L’accueil des mineurs isolés étrangers au cœur d’un conflit politique
Malgré son soutien au projet de répartition nationale des mineurs isolés, le parti socialiste ouvrier espagnol (PSOE, centre gauche) du Premier ministre Pedro Sanchez a fait l’objet de nombreuses critiques, notamment du gouvernement des Canaries. Au mois de septembre, ce dernier a décidé unilatéralement de mettre en œuvre un nouveau protocole transférant au gouvernement espagnol la responsabilité de l’accueil des mineurs. Ce protocole impliquait que les mineurs ne soient plus considérés comme « abandonnés et désemparés », ce qui les plaçait sous la tutelle de la Communauté autonome, mais seraient placés en garde à vue par la police nationale, transférant ainsi la responsabilité de leur accueil à l’État espagnol. Ce protocole a été suspendu par la justice espagnole, qui a accusé les Îles Canaries de discrimination à l’égard des mineurs isolés étrangers. Les négociations entre partis, et entre gouvernement central et Communauté autonome se sont poursuivies jusqu’à ce que le 5 octobre, malgré un premier accord sur les réformes à engager, le Partido Popular décide de quitter la table des négociations, marquant un nouveau tournant dans cette bataille politique. Depuis, Fernando Clavijo s’est rapproché de la position du gouvernement Sanchez et critique le Partido Popular, malgré le soutien que la branche locale du parti continue d’apporter à son gouvernement dans les Îles Canaries.

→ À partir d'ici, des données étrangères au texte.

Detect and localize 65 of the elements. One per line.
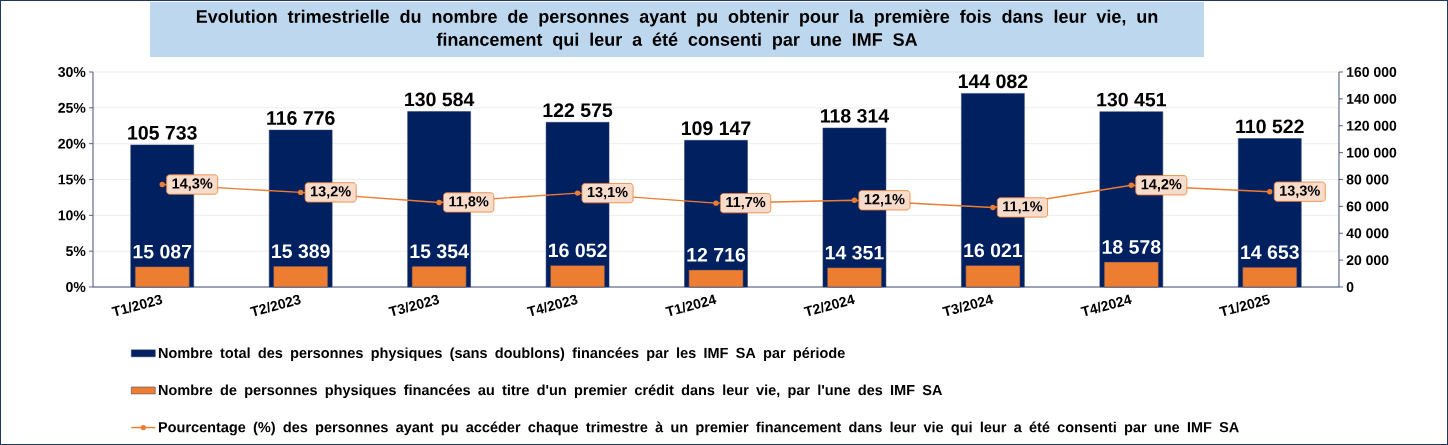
data-label: 12,1% — [864, 194, 905, 207]
data-label: 18 578 — [1102, 240, 1161, 254]
data-label: 13,2% — [310, 186, 351, 199]
y2-tick-label: 120 000 — [1347, 120, 1397, 131]
legend-label: Nombre de personnes physiques financées au titre d'un premier crédit dans leur vie, par l'une des IMF SA — [158, 384, 943, 399]
point — [1128, 182, 1135, 188]
data-label: 15 389 — [272, 244, 330, 259]
y2-tick-label: 60 000 — [1346, 201, 1389, 212]
y-tick-label: 30% — [58, 67, 86, 77]
data-label: 12 716 — [687, 247, 746, 262]
x-tick-label: T1/2023 — [111, 294, 163, 316]
point — [713, 200, 719, 206]
data-label: 13,3% — [1280, 185, 1320, 198]
data-label: 14,3% — [172, 178, 213, 191]
data-label: 130 451 — [1097, 92, 1167, 107]
x-tick-label: T3/2024 — [942, 294, 994, 316]
y2-tick-label: 80 000 — [1346, 174, 1389, 185]
data-label: 14 351 — [825, 245, 884, 260]
data-label: 15 354 — [410, 244, 469, 259]
y2-tick-label: 40 000 — [1346, 228, 1389, 239]
x-tick-label: T3/2023 — [388, 294, 440, 316]
data-label: 116 776 — [267, 111, 335, 125]
point — [574, 190, 581, 196]
chart-title: Evolution trimestrielle du nombre de personnes ayant pu obtenir pour la première fois dans leur vie, un financement qui leur a été consenti par une IMF SA — [196, 9, 1158, 50]
y-tick-label: 5% — [65, 246, 86, 257]
y2-tick-label: 160 000 — [1347, 67, 1397, 77]
legend-label: Nombre total des personnes physiques (sans doublons) financées par les IMF SA par période — [158, 347, 845, 361]
y2-tick-label: 20 000 — [1346, 255, 1389, 266]
x-tick-label: T1/2024 — [665, 294, 717, 316]
data-label: 110 522 — [1236, 119, 1304, 134]
y2-tick-label: 140 000 — [1347, 93, 1397, 104]
data-label: 118 314 — [820, 108, 890, 123]
data-label: 16 052 — [548, 243, 607, 258]
data-label: 14,2% — [1141, 179, 1182, 192]
data-label: 11,7% — [726, 196, 766, 210]
y-tick-label: 20% — [58, 138, 86, 149]
data-label: 130 584 — [405, 92, 475, 107]
point — [159, 181, 165, 188]
y-tick-label: 10% — [58, 210, 86, 221]
data-label: 11,8% — [449, 196, 489, 209]
point — [297, 189, 304, 196]
point — [990, 204, 996, 211]
data-label: 122 575 — [543, 103, 613, 118]
data-label: 15 087 — [133, 244, 192, 259]
x-tick-label: T4/2023 — [526, 294, 578, 316]
legend-label: Pourcentage (%) des personnes ayant pu accéder chaque trimestre à un premier financement dans leur vie qui leur a été consenti par une IMF SA — [158, 421, 1239, 436]
point — [1267, 188, 1273, 195]
data-label: 16 021 — [964, 243, 1023, 258]
y2-tick-label: 0 — [1346, 282, 1354, 292]
data-label: 105 733 — [128, 125, 197, 140]
data-label: 144 082 — [958, 74, 1028, 89]
point — [851, 197, 858, 203]
x-tick-label: T4/2024 — [1080, 294, 1132, 316]
x-tick-label: T1/2025 — [1218, 294, 1270, 316]
data-label: 109 147 — [681, 121, 751, 136]
data-label: 14 653 — [1241, 245, 1299, 260]
x-tick-label: T2/2023 — [249, 294, 301, 316]
data-label: 13,1% — [587, 186, 628, 200]
y-tick-label: 15% — [58, 174, 86, 185]
point — [436, 199, 442, 206]
y-tick-label: 0% — [66, 282, 86, 292]
y2-tick-label: 100 000 — [1347, 147, 1397, 158]
y-tick-label: 25% — [58, 102, 86, 113]
x-tick-label: T2/2024 — [803, 294, 855, 316]
data-label: 11,1% — [1003, 201, 1043, 214]
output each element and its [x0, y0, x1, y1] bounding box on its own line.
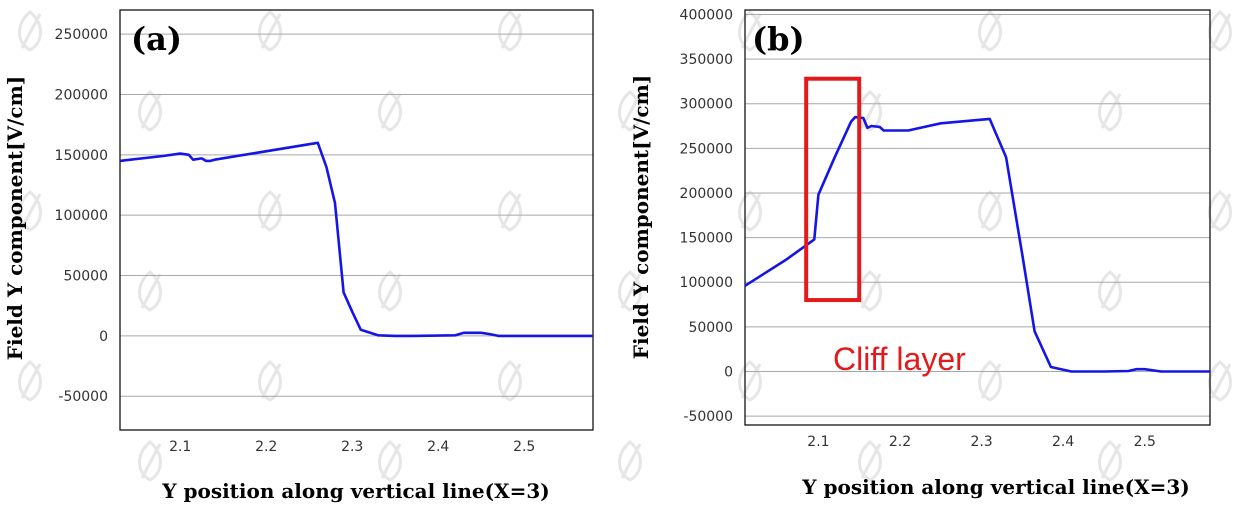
watermark-logo-icon: [498, 360, 522, 402]
plot-frame-b: [744, 9, 1211, 426]
watermark-logo-icon: [1208, 190, 1232, 232]
x-tick-label: 2.1: [807, 434, 829, 450]
x-tick-label: 2.2: [255, 439, 277, 455]
watermark-logo-icon: [978, 360, 1002, 402]
watermark-logo-icon: [618, 90, 642, 132]
watermark-logo-icon: [498, 190, 522, 232]
y-tick-labels-b: -50000 0 50000 100000 150000 200000 250000 3000…: [680, 7, 733, 425]
y-axis-title-a: Field Y component[V/cm]: [3, 76, 27, 360]
cliff-layer-box: [804, 76, 862, 303]
x-tick-label: 2.3: [970, 434, 992, 450]
y-tick-label: 200000: [55, 87, 108, 103]
series-line: [119, 141, 593, 338]
y-tick-label: 250000: [55, 27, 108, 43]
watermark-logo-icon: [1098, 440, 1122, 482]
x-tick-label: 2.2: [889, 434, 911, 450]
watermark-logo-icon: [378, 90, 402, 132]
watermark-logo-icon: [378, 440, 402, 482]
watermark-logo-icon: [858, 440, 882, 482]
panel-label-b: (b): [752, 20, 805, 58]
y-tick-label: 0: [99, 329, 108, 345]
watermark-logo-icon: [138, 440, 162, 482]
panel-label-a: (a): [131, 20, 182, 58]
y-tick-label: 150000: [55, 148, 108, 164]
y-tick-label: -50000: [683, 409, 733, 425]
x-tick-label: 2.4: [427, 439, 449, 455]
watermark-logo-icon: [1208, 360, 1232, 402]
x-tick-label: 2.1: [169, 439, 191, 455]
chart-panel-a: -50000 0 50000 100000 150000 200000 250000 2.1…: [3, 9, 594, 503]
y-tick-label: -50000: [58, 389, 108, 405]
series-group-a: [119, 141, 593, 338]
watermark-logo-icon: [978, 10, 1002, 52]
x-tick-label: 2.4: [1052, 434, 1074, 450]
x-tick-label: 2.5: [513, 439, 535, 455]
watermark-logo-icon: [1098, 270, 1122, 312]
chart-panel-b: -50000 0 50000 100000 150000 200000 250000 3000…: [629, 7, 1211, 499]
y-tick-label: 0: [724, 364, 733, 380]
series-line: [744, 115, 1210, 373]
watermark-logo-icon: [738, 360, 762, 402]
watermark-logo-icon: [138, 270, 162, 312]
x-axis-title-a: Y position along vertical line(X=3): [161, 479, 549, 503]
watermark-logo-icon: [138, 90, 162, 132]
cliff-layer-label: Cliff layer: [833, 341, 966, 377]
plot-frame-a: [119, 9, 594, 431]
gridlines-a: [120, 33, 593, 397]
watermark-logo-icon: [258, 190, 282, 232]
y-tick-labels-a: -50000 0 50000 100000 150000 200000 250000: [55, 27, 108, 405]
watermark-logo-icon: [618, 270, 642, 312]
y-tick-label: 100000: [680, 275, 733, 291]
y-tick-label: 400000: [680, 7, 733, 23]
y-tick-label: 50000: [63, 269, 108, 285]
y-tick-label: 350000: [680, 52, 733, 68]
watermark-logo-icon: [1098, 90, 1122, 132]
series-group-b: [744, 115, 1210, 373]
watermark-layer: [18, 10, 1232, 482]
x-tick-label: 2.3: [341, 439, 363, 455]
y-axis-title-b: Field Y component[V/cm]: [629, 75, 653, 359]
watermark-logo-icon: [618, 440, 642, 482]
watermark-logo-icon: [258, 10, 282, 52]
y-tick-label: 100000: [55, 208, 108, 224]
watermark-logo-icon: [1208, 10, 1232, 52]
y-tick-label: 300000: [680, 97, 733, 113]
gridlines-b: [745, 13, 1210, 417]
watermark-logo-icon: [378, 270, 402, 312]
y-tick-label: 50000: [688, 320, 733, 336]
watermark-logo-icon: [858, 90, 882, 132]
x-tick-labels-a: 2.1 2.2 2.3 2.4 2.5: [169, 439, 535, 455]
watermark-logo-icon: [738, 190, 762, 232]
watermark-logo-icon: [18, 360, 42, 402]
x-tick-labels-b: 2.1 2.2 2.3 2.4 2.5: [807, 434, 1156, 450]
watermark-logo-icon: [258, 360, 282, 402]
watermark-logo-icon: [978, 190, 1002, 232]
watermark-logo-icon: [18, 10, 42, 52]
watermark-logo-icon: [858, 270, 882, 312]
y-tick-label: 250000: [680, 141, 733, 157]
x-tick-label: 2.5: [1134, 434, 1156, 450]
watermark-logo-icon: [18, 190, 42, 232]
x-axis-title-b: Y position along vertical line(X=3): [801, 475, 1189, 499]
y-tick-label: 200000: [680, 186, 733, 202]
y-tick-label: 150000: [680, 231, 733, 247]
watermark-logo-icon: [498, 10, 522, 52]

Alors qu’aucun accord n’a été trouvé à ce jour, des milliers de mineurs isolés étrangers sont maintenus dans l’archipel, qui peine à subvenir à leurs besoins les plus fondamentaux. Alors que 6 000 mineurs sont actuellement pris en charge, pour une capacité d’accueil de 2 000 places, les services de santé ne sont pas en mesure de soigner l’ensemble des jeunes pourtant très éprouvés par leur traversée. Depuis le 5 octobre, aucune avancée significative n’a pu avoir lieu. Le ministère de la Jeunesse et de l’Enfance est à présent chargé de produire un rapport sur une répartition idéale des mineurs isolés étrangers sur le territoire, ce qui devrait marquer une nouvelle étape dans les négociations. L’association Accem est toutefois sceptique quant à la capacité des institutions à organiser la répartition des mineurs sur le territoire : l’ONG défend cette solution depuis plusieurs années pour les mineurs isolés arrivant à Ceuta, sans qu’aucune répartition n’ait été mise en œuvre.